The title of this blog is perhaps a bit sarcastic but early on in my lunetta building journey I was stung by a comment on an internet forum which went along the lines of “every couple of months there’s another goddam drone box based on the 40106 inverter chip” – ouch. Yep, every couple of months someone gets the Nicolas Collins book, reads the hackaday series or electro-music forums and discovers this remarkably easy way to get bleeping, pretty soon they’re posting their creation on youtube and instagram. Perhaps they package it up, give it a name and try and sell a few too, dreaming of being the next Make Noise.  

So there is already a wealth of information on the internet (I’ll cite as I go along and check out the sidebar links too) about lunetta style synths and getting noise out of CMOS chips.

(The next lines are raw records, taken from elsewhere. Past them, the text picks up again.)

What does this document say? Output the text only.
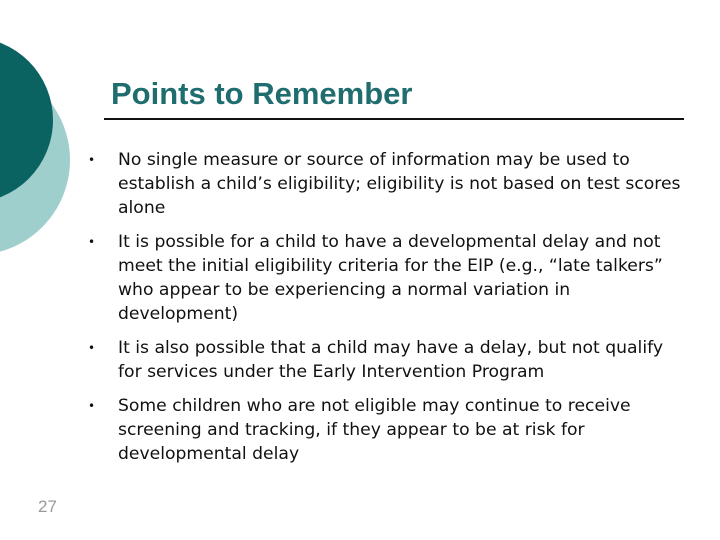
Points to Remember
• No single measure or source of information may be used to establish a child’s eligibility; eligibility is not based on test scores alone
• It is possible for a child to have a developmental delay and not meet the initial eligibility criteria for the EIP (e.g., “late talkers” who appear to be experiencing a normal variation in development)
• It is also possible that a child may have a delay, but not qualify for services under the Early Intervention Program
• Some children who are not eligible may continue to receive screening and tracking, if they appear to be at risk for developmental delay
27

Why start another blog? Why is my journey different? What do I possibly have to add on the subject?

I’ve pondered these questions. I’m certainly more knowledgeable about electronics now than when I started but I’m not sure this blog should necessarily be a source of definitive schematics (although one thing I can vouch for is that I’ve built them and they work – for me at least). There’s many better sources if you want to know how a transistor works but I guess I’ll touch on the theory that I’ve picked up. In building my lunetta what I did want to go beyond is just having something housed in a plastic lunchbox with a marker pen legend and bare pot stems. I wanted something that looked like a modular synth. I’ll write much more later about panel designs, materials and so on. 

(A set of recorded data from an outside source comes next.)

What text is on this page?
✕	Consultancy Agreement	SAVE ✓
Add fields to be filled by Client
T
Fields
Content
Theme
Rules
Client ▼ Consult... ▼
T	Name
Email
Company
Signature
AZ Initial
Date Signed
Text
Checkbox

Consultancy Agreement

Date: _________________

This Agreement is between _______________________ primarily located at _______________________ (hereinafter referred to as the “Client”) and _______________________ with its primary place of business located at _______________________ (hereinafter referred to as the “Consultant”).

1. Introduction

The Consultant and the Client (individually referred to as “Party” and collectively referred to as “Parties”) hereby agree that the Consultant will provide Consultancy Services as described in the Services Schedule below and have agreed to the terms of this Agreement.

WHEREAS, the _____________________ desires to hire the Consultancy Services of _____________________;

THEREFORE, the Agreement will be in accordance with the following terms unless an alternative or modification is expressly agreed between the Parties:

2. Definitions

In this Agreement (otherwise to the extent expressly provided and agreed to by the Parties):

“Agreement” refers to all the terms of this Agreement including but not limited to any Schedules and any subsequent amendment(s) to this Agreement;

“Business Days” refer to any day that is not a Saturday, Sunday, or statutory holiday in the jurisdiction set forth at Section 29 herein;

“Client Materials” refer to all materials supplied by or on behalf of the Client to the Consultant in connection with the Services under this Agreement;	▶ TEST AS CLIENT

I think what I’ll mostly be sharing here is the mistakes I made along the way and the things I wish I had found on the internet: for example there’s a ton of schematics for a 4051 based sequencer for example – but little on the practicalities of wiring its 32+ connections from panel to board. Of course proper manufacturers solved such problems years ago but this blog is strictly DIY – I’ve never designed a PCB (although as I got deeper in I concede this would have been very useful) and I’ve hand drilled all my panels (for better or worse). The instructions and reflections on this blog will come from that perspective –I want to make this thing for myself using cheap and accessible materials and tools, I want to make some noise but I’m not trying to sell it to the public, it doesn’t have to be ‘production quality’ but I don’t want it to look or sound like crap either.